Un adolescente que debería habitar las aulas de una escuela secundaria, esgrimía un pistolón grisáceo con manchas anaranjadas. No se pongan cómicos. Denme todo, celulares…la plata. Tú dame ese bolso. Señor el bolso es de mi hija de tres años. La muchacha apretó el asa. Al recalar en el cañón de la pistola, bajó la cabeza con un gemido en el esófago. La mirada se le perdió en el vagón de muerte que avanzaba en el pasillo. Una camisa roja con el rótulo Leones, muy lejos de un diamante beisbolero, una franela de rayas verticales, una chemise ajedrezada con dos huecos entre el pecho y el abdomen.
Dame todo lo que tengas en la cartera. Saqué el efectivo y lo arrancó de la mano. Dame el teléfono, ya vengo a buscarlo. La visión del bus repleto atragantó al adolescente de camisa roja. Apreté el bolso entre el esplendor más hermoso de las mañanas de la niñez, en medio de canciones, carreras y árboles. La película tenía cada vez más borrones.
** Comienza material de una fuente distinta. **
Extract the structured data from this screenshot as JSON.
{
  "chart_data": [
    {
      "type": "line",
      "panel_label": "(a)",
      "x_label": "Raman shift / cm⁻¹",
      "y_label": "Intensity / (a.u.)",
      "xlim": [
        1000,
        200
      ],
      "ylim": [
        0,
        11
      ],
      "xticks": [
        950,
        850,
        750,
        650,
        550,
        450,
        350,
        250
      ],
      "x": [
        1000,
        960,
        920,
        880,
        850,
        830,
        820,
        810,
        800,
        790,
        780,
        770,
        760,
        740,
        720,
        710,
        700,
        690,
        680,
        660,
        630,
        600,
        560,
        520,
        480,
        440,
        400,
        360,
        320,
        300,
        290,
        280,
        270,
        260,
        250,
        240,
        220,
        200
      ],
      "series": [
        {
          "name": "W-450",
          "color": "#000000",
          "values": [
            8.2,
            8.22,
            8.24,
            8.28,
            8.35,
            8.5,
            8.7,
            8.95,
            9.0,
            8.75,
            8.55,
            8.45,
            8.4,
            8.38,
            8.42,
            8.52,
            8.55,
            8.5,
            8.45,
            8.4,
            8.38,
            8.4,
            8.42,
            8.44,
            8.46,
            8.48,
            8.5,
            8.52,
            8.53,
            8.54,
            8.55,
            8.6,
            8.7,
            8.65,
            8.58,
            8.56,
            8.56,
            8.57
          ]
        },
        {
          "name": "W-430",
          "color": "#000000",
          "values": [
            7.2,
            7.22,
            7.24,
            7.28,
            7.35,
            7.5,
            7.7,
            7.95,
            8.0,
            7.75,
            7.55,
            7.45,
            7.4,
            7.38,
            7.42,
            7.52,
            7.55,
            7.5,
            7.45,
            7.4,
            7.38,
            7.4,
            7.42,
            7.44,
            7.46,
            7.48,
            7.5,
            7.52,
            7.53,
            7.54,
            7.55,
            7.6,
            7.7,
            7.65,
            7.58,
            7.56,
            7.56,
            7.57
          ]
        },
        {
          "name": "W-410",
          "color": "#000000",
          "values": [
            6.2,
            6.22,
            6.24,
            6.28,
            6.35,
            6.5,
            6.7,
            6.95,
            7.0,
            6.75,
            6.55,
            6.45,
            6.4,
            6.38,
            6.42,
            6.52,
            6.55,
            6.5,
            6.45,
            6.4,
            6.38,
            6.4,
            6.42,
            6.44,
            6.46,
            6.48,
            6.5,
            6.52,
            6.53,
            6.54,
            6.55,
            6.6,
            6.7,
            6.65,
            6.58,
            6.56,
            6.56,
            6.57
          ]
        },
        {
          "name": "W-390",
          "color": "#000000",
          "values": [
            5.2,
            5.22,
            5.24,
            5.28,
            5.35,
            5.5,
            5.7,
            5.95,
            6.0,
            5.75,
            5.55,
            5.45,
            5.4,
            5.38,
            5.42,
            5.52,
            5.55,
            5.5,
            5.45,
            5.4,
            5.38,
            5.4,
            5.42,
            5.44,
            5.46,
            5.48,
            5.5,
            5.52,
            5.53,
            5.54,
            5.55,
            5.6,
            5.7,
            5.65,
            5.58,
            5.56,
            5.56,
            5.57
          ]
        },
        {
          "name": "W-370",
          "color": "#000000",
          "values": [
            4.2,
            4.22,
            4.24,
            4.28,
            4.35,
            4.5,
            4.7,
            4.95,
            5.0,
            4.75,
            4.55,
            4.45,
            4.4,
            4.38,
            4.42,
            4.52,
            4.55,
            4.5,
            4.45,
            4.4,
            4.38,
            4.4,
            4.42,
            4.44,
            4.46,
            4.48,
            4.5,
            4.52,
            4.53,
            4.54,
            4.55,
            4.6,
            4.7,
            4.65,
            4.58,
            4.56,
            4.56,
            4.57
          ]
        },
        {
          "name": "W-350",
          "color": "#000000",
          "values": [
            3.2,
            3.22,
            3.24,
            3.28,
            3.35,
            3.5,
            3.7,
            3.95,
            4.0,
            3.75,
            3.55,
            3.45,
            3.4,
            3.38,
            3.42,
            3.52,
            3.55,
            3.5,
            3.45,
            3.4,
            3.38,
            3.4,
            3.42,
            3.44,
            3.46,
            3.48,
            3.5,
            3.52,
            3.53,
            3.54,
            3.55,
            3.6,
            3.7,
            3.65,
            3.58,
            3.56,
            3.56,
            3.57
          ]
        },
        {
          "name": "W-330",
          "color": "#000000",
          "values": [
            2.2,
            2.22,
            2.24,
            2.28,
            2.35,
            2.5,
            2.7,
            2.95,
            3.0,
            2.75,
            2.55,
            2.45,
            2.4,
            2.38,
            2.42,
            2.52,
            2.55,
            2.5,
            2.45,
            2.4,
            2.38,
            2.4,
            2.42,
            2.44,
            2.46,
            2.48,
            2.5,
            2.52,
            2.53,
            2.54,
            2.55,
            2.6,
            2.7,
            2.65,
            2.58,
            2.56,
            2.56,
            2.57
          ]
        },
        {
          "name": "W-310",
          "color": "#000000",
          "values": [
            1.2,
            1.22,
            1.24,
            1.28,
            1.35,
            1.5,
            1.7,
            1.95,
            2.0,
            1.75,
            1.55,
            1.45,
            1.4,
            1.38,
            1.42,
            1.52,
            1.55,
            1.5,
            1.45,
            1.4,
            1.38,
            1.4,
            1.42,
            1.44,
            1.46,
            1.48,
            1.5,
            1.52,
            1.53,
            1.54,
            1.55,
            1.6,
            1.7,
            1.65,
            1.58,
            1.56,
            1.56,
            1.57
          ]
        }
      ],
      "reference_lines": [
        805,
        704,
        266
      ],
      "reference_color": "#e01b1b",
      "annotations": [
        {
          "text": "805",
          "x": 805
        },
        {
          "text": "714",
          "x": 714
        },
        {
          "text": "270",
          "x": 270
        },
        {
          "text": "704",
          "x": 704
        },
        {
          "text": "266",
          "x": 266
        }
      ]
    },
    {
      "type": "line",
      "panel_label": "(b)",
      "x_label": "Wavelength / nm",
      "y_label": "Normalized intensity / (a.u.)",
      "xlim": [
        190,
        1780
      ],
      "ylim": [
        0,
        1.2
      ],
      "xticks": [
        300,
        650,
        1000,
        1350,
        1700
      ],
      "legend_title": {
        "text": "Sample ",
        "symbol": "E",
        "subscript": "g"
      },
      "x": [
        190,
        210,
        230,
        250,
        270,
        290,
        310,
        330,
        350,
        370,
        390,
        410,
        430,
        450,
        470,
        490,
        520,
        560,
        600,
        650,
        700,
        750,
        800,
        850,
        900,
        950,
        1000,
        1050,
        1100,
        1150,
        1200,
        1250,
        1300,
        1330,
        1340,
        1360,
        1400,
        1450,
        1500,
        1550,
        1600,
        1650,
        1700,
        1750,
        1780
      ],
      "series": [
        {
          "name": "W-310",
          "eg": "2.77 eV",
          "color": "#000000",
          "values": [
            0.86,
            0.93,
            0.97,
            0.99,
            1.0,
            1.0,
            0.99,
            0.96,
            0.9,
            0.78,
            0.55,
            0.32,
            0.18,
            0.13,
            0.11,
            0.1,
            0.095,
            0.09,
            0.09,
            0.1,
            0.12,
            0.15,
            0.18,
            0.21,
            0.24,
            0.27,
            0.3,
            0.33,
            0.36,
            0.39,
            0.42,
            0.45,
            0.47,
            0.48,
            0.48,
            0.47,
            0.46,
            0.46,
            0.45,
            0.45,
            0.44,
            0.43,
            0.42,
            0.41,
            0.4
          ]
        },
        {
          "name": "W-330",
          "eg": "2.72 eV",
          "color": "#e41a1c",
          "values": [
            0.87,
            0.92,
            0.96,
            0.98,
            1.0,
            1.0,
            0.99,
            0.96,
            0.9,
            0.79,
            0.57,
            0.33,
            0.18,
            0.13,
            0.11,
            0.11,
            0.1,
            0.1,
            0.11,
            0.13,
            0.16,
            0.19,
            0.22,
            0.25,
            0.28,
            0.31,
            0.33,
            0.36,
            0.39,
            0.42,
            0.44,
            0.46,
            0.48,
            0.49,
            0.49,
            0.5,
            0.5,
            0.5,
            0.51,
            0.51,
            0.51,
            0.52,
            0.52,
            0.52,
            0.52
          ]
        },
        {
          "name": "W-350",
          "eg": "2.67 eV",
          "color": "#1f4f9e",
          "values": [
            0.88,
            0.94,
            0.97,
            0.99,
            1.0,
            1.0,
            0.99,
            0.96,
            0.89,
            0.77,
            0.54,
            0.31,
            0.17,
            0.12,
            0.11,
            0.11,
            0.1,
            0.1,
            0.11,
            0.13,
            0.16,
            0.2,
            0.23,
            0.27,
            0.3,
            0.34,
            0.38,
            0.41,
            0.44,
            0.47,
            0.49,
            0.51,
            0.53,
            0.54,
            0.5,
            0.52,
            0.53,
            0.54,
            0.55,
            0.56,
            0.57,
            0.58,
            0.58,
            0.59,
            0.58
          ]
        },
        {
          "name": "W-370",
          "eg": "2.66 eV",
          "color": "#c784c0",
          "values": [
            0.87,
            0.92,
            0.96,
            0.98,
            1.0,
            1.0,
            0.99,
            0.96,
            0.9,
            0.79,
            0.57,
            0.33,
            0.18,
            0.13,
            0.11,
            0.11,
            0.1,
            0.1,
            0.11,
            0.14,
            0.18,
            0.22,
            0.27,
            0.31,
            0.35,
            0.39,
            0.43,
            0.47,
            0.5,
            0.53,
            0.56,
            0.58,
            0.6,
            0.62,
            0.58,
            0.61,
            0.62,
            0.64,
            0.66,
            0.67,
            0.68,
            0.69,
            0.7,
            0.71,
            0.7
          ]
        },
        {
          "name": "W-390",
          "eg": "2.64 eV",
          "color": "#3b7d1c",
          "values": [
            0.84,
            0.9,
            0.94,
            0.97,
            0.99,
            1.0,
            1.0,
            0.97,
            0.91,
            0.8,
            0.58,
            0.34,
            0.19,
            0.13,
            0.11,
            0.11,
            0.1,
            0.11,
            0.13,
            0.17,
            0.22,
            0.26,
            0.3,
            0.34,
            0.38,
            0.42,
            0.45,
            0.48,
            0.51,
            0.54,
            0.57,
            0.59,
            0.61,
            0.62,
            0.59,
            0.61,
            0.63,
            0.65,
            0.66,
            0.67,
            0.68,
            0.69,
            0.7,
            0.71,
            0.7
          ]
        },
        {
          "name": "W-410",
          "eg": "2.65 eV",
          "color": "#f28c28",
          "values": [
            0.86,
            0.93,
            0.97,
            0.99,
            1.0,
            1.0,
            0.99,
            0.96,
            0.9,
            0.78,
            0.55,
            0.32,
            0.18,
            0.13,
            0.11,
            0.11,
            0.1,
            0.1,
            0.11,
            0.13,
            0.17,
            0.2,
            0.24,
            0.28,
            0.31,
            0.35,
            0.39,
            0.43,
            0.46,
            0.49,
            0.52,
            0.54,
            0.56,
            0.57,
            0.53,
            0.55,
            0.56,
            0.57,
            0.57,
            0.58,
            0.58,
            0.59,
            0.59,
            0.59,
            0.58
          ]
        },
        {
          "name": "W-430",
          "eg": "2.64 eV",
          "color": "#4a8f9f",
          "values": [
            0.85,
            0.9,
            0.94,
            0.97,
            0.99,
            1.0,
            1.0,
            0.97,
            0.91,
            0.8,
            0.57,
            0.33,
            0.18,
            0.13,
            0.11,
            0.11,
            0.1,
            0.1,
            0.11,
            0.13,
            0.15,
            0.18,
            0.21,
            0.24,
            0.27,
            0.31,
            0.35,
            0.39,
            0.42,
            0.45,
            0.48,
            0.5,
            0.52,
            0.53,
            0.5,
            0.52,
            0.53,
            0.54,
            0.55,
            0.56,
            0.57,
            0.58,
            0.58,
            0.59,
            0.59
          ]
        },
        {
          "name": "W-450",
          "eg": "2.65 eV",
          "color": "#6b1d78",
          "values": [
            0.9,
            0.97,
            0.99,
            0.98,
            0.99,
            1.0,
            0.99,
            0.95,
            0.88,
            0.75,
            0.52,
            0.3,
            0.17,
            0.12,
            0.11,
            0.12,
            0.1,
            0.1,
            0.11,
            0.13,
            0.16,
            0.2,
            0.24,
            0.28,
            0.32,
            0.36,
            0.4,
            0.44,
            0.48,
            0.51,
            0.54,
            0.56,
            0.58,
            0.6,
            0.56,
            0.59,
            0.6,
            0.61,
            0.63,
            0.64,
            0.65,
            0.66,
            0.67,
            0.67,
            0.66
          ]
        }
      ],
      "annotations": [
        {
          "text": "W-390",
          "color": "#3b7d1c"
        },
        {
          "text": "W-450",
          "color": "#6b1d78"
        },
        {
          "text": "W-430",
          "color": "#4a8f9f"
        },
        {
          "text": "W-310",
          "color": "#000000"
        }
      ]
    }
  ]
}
Las caminatas nerviosas pistola en mano, delataban con volumen muy alto un tic tac que cada mañana sospechamos y solo hablando un rato con JesusCristo hallamos el suplemento de oxígeno para salir a la calle, a ese laberinto de incertidumbre donde son cada vez más tortuosos los caminos y la luz al final del túnel parpadea ante las carcajadas de las hienas y la indiferencia de los neutrales.
Anda relajado chofer. Poco a poco. Sino te podemos quebrar.
Lancé una mirada al frente. El copete blanco se había tornado oscuro. El chofer parecía al de la guagua en reverso. Giraba el cuello cual buho, sus anteojos necesitaban limpiaparabrisas ante los vapores sudorosos de la frente.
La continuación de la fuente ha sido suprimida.